Obowiązujący w Polsce system nadzoru, koordynacji oraz kontroli działalności służb specjalnych jest nieskuteczny oraz nie odpowiada standardom obowiązującym w demokratycznych państwach prawa. Nie zapewnia on efektywnego nadzoru nad realizacją zadań służb oraz nie gwarantuje, że w toku ich wykonywania będą przestrzegane obowiązujące przepisy prawa oraz respektowane prawa i wolności obywatelskie. Stan ten jest efektem nie tylko wadliwych rozwiązań organizacyjno-prawnych, ale również rażących zaniedbań ze strony podmiotów powołanych do nadzoru nad funkcjonowaniem służb specjalnych.
Kontrolą „Realizacja zadań związanych z koordynacją, nadzorem i kontrolą funkcjonowania służb specjalnych prowadzących na terenie Rzeczypospolitej Polskiej czynności operacyjno-rozpoznawcze” objęto: Prezesa Rady Ministrów, Ministra Koordynatora Służb Specjalnych, Przewodniczącego Kolegium do Spraw Służb Specjalnych, Ministra Obrony Narodowej oraz szefów trzech służb specjalnych (Agencji Bezpieczeństwa Wewnętrznego, Centralnego Biura Antykorupcyjnego oraz Służby Kontrwywiadu Wojskowego). Celem kontroli było dokonanie obiektywnej oceny funkcjonujących mechanizmów nadzoru nad działalnością służb specjalnych, a także wypracowanie propozycji służących wzmocnieniu ochrony praw i wolności obywatelskich, przy jednoczesnym zagwarantowaniu uprawnień służb specjalnych niezbędnych dla ochrony interesów Rzeczypospolitej Polskiej i bezpieczeństwa obywateli.

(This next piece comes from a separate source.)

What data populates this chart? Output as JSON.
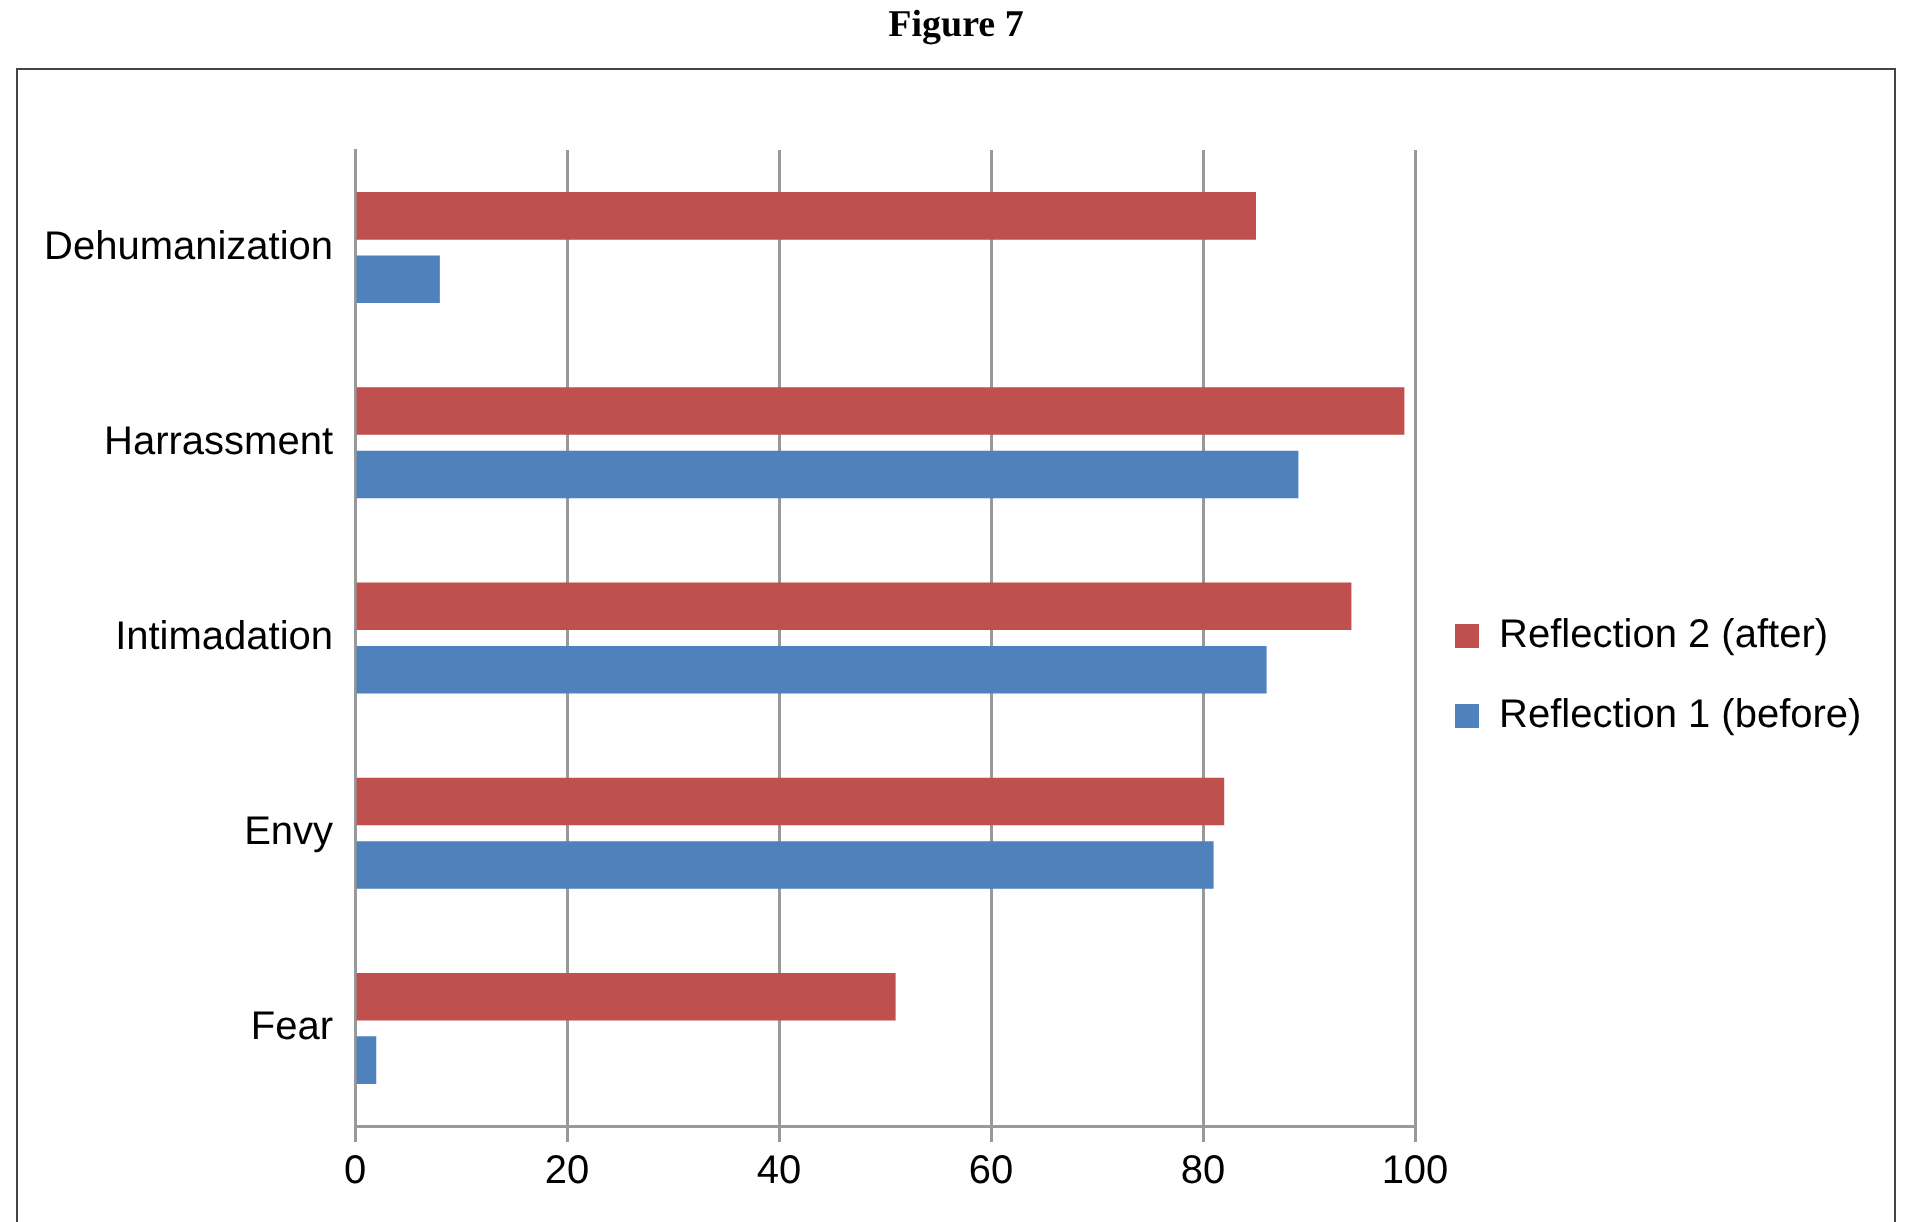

Badaniem objęto okres od 1 stycznia 2017 r., a czynności kontrolne zakończyły się w dniu 31 marca 2023 r.
W związku z faktem, że szczegółowe ustalenia kontroli, w tym liczne stwierdzone nieprawidłowości, muszą pozostać niejawne ze względu na bezpieczeństwo państwa, w niniejszym komunikacie przedstawiono jedynie wybrane oceny oraz rekomendacje NIK w obszarach wymagających najpilniejszej zmiany. Pełną treść informacji o wynikach kontroli przekazano najważniejszym osobom w Państwie. NIK wyraża nadzieję, że podejmą one niezbędne działania, celem pilnego wyeliminowania stwierdzonych w toku kontroli nieprawidłowości oraz wdrożenia rozwiązań organizacyjno-prawnych, które z jednej strony umożliwią służbom specjalnym skuteczną realizację ich zadań w zakresie zapewnienia bezpieczeństwa Państwa, a z drugiej zagwarantują poszanowanie praw i wolności obywatelskich.
W toku kontroli ustalono, że osoby odpowiadające za nadzór i koordynację działalności służb specjalnych, w szczególności Prezes Rady Ministrów – Mateusz Morawiecki, Minister Koordynator Służb Specjalnych – Mariusz Kamiński oraz członkowie Kolegium do Spraw Służb Specjalnych nierzetelnie realizowały powierzone im zadania. Osoby te z powodu własnych, trwających przez cały badany okres zaniechań, pozbawiły się w praktyce wiedzy na temat funkcjonowania służb specjalnych oraz możliwości bieżącego reagowania na ewentualne nieprawidłowości, identyfikowane w ich działaniu. Nie wykonywały one rzetelnie swoich obowiązków w zakresie wyznaczania kierunków działania nadzorowanych służb. Stwarzało to warunki, aby osoby kierujące służbami dowolnie definiowały zadania podległych im formacji oraz uznaniowo mogły decydować, czy i jakie informacje przekażą organom nadzoru i kontroli na temat ich realizacji.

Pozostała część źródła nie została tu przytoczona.